Le Ministre propose de simplifier la procédure au Conseil d’Etat en supprimant la procédure en suspension pour ne conserver que la procédure en annulation. Concrètement cela veut dire que :

 

1.       Lorsqu’un justiciable voudra introduire un recours contre une décision de l’Office des étrangers ou du Commissariat général aux réfugiés, assortie d’un ordre de quitter le territoire, il ne pourra plus demander la suspension de celle-ci durant l’examen de sa demande d’annulation. Or la procédure en annulation peut prendre plusieurs années avant de déboucher sur une décision (actuellement 3 à 4 ans !). La Cour des droits de l’homme de Strasbourg, dans son arrêt Conka, avait déjà condamné la Belgique, en raison de l’absence d’effectivité des recours introduits par les étrangers au Conseil d’Etat : en effet, un recours en suspension qui ne met pas à l’abri d’une expulsion l’étranger qui l’introduit pose un problème d’effectivité, puisqu’à tout moment l’étranger risque d’être expulsé avant même que le Conseil d’Etat ait pu rendre sa décision !

 

2.       Par son projet de supprimer la procédure en suspension, le Ministre amplifie cette problématique d’absence de recours effectif, et se moque complètement des enseignements de la Cour des droits de l’homme. Nul doute que cette mesure, si elle était adoptée, entraînerait rapidement une nouvelle condamnation de la Belgique à Strasbourg.

 

Il ne restera plus aux avocats, pour demander la suspension de la décision contestée, que la procédure en référé judiciaire qui s’introduit au Président du Tribunal de Première Instance.
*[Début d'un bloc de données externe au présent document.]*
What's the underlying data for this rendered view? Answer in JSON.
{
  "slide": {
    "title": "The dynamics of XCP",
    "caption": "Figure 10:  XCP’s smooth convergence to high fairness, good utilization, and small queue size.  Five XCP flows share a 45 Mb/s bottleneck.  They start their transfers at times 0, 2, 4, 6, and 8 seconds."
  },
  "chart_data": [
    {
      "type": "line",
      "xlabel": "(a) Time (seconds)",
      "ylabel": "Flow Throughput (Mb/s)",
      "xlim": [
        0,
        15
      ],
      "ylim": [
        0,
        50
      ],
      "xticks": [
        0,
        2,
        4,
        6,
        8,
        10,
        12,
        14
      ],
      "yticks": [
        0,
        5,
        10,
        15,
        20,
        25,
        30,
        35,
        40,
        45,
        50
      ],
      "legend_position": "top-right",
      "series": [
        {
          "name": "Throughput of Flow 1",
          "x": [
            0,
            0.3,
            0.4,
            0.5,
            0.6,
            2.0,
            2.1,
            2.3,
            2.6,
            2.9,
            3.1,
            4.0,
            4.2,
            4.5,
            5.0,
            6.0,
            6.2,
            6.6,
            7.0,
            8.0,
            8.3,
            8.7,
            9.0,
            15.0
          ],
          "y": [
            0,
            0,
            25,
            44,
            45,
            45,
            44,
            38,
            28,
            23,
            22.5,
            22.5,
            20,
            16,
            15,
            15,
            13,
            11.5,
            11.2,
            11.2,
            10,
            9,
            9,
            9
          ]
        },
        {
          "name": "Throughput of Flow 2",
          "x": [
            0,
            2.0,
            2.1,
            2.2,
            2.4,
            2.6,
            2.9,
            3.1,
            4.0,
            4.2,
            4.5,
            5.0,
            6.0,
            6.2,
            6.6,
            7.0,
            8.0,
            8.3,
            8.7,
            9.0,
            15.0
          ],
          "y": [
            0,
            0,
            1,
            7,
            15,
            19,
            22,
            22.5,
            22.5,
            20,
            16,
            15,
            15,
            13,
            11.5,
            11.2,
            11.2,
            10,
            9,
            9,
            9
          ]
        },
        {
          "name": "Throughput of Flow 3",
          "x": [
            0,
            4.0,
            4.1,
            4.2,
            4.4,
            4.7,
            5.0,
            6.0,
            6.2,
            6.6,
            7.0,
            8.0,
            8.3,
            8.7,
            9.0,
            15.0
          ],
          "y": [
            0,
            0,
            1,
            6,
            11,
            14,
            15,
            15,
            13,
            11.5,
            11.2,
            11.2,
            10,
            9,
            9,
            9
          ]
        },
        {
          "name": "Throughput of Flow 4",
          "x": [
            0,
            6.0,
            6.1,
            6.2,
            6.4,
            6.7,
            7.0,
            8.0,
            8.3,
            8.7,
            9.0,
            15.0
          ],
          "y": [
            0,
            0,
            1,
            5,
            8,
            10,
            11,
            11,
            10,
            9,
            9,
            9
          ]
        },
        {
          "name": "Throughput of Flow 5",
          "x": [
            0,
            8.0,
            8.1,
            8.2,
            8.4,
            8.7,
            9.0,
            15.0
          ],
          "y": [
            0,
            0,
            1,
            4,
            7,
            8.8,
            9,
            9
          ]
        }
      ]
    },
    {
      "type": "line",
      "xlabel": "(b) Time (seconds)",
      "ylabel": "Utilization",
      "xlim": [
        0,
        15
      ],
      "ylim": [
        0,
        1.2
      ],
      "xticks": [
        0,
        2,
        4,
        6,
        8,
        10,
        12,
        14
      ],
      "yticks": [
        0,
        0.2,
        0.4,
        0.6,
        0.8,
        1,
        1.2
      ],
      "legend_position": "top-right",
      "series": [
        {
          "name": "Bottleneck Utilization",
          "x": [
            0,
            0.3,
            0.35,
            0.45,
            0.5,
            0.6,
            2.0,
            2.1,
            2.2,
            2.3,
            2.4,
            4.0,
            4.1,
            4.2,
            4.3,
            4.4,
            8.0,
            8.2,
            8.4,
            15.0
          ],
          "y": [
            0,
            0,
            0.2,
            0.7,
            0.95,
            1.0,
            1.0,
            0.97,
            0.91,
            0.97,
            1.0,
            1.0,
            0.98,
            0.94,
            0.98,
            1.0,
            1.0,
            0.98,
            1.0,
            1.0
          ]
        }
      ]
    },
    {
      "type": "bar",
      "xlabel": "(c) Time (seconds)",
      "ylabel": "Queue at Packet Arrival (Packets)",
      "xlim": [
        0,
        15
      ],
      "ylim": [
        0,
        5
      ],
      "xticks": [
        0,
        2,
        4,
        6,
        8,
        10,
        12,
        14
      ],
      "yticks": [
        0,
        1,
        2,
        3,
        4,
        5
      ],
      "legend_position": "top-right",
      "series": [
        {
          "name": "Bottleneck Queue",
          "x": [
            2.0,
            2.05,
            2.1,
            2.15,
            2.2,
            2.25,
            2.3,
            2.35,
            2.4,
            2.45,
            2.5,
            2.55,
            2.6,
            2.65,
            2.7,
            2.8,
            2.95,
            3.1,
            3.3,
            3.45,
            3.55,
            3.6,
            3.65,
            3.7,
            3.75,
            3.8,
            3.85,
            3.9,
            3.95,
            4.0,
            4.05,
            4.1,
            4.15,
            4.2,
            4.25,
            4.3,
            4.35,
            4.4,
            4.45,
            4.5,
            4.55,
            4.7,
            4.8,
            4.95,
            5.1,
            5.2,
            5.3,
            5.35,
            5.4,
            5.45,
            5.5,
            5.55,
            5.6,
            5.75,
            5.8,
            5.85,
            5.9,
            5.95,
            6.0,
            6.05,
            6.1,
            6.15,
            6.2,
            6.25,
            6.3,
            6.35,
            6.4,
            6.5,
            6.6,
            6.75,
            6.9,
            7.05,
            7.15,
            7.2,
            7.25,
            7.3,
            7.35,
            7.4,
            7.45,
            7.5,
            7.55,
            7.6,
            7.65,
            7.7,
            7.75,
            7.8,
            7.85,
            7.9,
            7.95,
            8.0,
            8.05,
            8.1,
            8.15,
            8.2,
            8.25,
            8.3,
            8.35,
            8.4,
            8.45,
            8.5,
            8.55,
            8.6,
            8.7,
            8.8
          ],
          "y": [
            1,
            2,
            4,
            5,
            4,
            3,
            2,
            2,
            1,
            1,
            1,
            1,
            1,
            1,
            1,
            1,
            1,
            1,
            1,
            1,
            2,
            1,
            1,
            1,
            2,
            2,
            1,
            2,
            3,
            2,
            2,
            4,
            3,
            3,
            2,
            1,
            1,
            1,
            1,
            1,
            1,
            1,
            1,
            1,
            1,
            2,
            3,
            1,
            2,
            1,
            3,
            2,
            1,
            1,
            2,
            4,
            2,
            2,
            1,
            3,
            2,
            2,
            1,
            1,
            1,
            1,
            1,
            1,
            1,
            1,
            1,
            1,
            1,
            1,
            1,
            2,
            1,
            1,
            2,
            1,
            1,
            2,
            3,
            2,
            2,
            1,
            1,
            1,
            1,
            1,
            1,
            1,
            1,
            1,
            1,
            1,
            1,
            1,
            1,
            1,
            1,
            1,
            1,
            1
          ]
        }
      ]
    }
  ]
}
Théoriquement, chaque président de tribunal de première Instance sera compétent mais on peut gager que celui de Bruxelles sera le plus sollicité, or il s’agit de celui qui a déjà le plus gros arriéré !

 

Cette idée du Ministre de l’Intérieur montre son peu d’égards vis-à-vis de la Ministre de la Justice qui tente de trouver des remèdes à l’arriéré judiciaire, et fait preuve d’un manque total de coordination !

 

Une autre proposition du Ministre de l’Intérieur est de réserver la procédure au Conseil d’Etat en matière de droit des étrangers aux avocats qui justifient de 10 années d’expérience au barreau. Cela pose problème à deux niveaux :

 

1.       Tout d’abord, le droit d’accès à la justice pour le justiciable : les étrangers concernés sont pour la plupart en situation d’indigence puisqu’ils n’ont dans la majorité des cas pas le droit de travailler. Ordinairement, ce sont les avocats pro deo qui assument leur défense. Or, ceux-ci sont majoritairement des stagiaires. Les avocats qui justifient de 10 années d’ancienneté et qui sont volontaires pour assumer la défense de ces personnes en pro deo sont très rares.

 

2.       Enfin, cela rendra plus difficile le travail de l’avocat. En effet, l’avocat pro deo qui suit le dossier depuis le début et connaît parfaitement la situation de son client devra, lorsqu’il s’agira d’introduire le recours au Conseil d’Etat, passer la main à un confrère qui a 10 ans d’ancienneté. Or, il arrive fréquemment que le Président du Conseil d’Etat pose à l’audience des questions très factuelles sur le dossier de son client. L’avocat qui n’est pas intervenu dès le début du dossier risquera de se trouver dans une situation délicate à l’audience.

 

Il y a, dans cette note du Ministre de l’Intérieur, une discrimination flagrante vis-à-vis des étrangers, puisqu’il est question ici de réduire leurs droits fondamentaux en matière de procédure !

 

La Ligue des droits de l’homme a réagi par rapport à cette note dont elle relève le leitmotiv sous-jacent du Ministre : « Cachez ce pauvre contentieux que je ne peux voir » !

 

La Ligue rappelle que l’origine de la surcharge au sein du Conseil d’Etat trouve sa cause dans le travail de l’Office des étrangers et dans l’absence de politique cohérente, notamment dans le cadre des régularisations (Art. 9 al. 3 de la loi du 15 décembre 80).

 

Elle explique que le Ministre de l’Intérieur annonce des mesures qu’il n’applique pas. Par exemple, le Commissariat aux Réfugiés et aux Apatrides reste bloqué avec des vieux dossiers qu’il ne traite pas parce que le Ministre avait annoncé une régularisation de ces dossiers il y a deux ans. Le CGRA doit par la suite les traiter parce que la régularisation annoncée n’a pas lieu.

 

La Ligue rappelle également que la suppression du recours en suspension au Conseil d’Etat est une violation de la Convention européenne des droits de l’homme : « Non content de ne pas avoir tiré les conséquences (de l’arrêt Conka contre la Belgique rendu par la Cour de Strasbourg), le Gouvernement envisagerait de faire deux, trois ou dix pas en arrière par rapport à cet arrêt… en supprimant toute procédure de référé administratif ».

 

J’ai déposé une proposition de loi modifiant, en vue d’instaurer une Commission permanente de recours des étrangers, la loi du 15 décembre 1980 sur l’accès au territoire, le séjour, l’établissement et l’éloignement des étrangers ainsi que le code judiciaire (doc 51 – 69)disponible auprès de ma collaboratrice: sandrine.couturier@ecolo.be.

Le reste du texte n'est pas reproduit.